Quand Maigret se lave les mains… ça fait des bulles !

M. Gallet est décédé… par une belle nuit d’un mois de juin « caniculaire » !1 Qui est ce M. Gallet ? Un type bien modeste, malade du foie, qui est au régime depuis des années et peine à faire vivre sa famille. Rien à voir avec le gai luron décrit par ses camarades de collège et d’Indochine. Rien à voir… pour la bonne raison que le fameux Emile Gallet a troqué, pour une somme dérisoire, son patronyme contre celui de Saint-Hilaire ! Pas pour l’esbrouffe, mais pour l’héritage car Emile a entendu, chez un notaire, une histoire de vieil oncle, cédant toute sa fortune au dernier des Saint-Hilaire ! Donc, pour résumer quand M. Gallet meurt, c’est en réalité M. de Saint-Hilaire qui succombe. Et le M. de Saint-Hilaire, qui survit à cet évènement tragique, n’est autre qu’Emile Gallet. Simple comme bonjour !

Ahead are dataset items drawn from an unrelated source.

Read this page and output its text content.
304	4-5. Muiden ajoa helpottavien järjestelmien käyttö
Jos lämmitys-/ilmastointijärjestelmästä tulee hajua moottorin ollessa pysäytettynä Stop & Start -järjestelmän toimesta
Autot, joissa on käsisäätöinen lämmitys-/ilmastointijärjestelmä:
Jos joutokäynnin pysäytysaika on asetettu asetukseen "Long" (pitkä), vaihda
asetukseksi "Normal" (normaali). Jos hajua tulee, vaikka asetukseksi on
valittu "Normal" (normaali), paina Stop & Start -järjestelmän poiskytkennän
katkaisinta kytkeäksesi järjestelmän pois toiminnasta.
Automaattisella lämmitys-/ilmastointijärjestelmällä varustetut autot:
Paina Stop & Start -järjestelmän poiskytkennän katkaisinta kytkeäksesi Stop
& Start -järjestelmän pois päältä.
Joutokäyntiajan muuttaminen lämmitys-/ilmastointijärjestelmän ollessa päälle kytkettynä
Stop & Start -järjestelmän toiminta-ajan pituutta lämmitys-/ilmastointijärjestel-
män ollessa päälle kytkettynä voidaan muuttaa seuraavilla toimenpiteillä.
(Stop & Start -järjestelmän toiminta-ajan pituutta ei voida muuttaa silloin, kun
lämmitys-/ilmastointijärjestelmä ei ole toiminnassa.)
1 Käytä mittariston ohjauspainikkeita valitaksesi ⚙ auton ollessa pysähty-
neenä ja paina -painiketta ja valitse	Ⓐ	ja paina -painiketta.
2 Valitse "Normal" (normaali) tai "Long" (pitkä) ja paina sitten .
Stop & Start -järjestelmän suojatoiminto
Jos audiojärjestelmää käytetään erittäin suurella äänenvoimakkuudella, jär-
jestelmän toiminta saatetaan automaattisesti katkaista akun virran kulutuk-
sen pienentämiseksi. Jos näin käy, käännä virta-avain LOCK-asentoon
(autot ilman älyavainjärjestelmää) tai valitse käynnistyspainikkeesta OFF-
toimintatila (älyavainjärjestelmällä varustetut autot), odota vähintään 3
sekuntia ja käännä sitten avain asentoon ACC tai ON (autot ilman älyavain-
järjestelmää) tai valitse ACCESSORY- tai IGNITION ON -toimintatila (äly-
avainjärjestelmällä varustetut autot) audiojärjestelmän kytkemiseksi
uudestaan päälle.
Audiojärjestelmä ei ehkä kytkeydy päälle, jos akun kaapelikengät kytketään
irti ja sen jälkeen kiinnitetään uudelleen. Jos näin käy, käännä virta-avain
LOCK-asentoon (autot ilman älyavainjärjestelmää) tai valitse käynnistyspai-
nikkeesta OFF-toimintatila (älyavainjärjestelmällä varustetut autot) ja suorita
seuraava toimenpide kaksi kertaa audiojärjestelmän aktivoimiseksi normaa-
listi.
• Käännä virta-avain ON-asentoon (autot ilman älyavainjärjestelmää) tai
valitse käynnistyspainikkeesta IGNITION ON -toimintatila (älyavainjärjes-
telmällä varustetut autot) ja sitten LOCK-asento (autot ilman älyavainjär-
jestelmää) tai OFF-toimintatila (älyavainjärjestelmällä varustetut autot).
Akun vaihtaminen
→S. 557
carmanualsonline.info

Et c’est Jules Maigret qui a pour mission d’y voir clair dans cette étrange affaire !

L’affaire se passe dans la nuit du 25 ou 26 juin

Emile Gallet, représentant en objets argentés de piètre qualité, est retrouvé mort d’un coup de révolver, dans une chambre d’hôtel, à Sancerre.

L’affaire se passe par épisode de canicule

Le commissaire - il est alors âgé de 45 ans et pèse ses 100 kg - envoyé sur place souffre mille morts par cette chaleur écrasante. De la gare à la maison de la veuve (celle-ci vit à Saint Fargeau), Jules tente, au mieux, de se protéger des rayons du Soleil, en glissant « un mouchoir sous son chapeau melon afin de protéger sa nuque. ».

Jules transpire abondamment et ramollit « son faux-col », en un rien de temps !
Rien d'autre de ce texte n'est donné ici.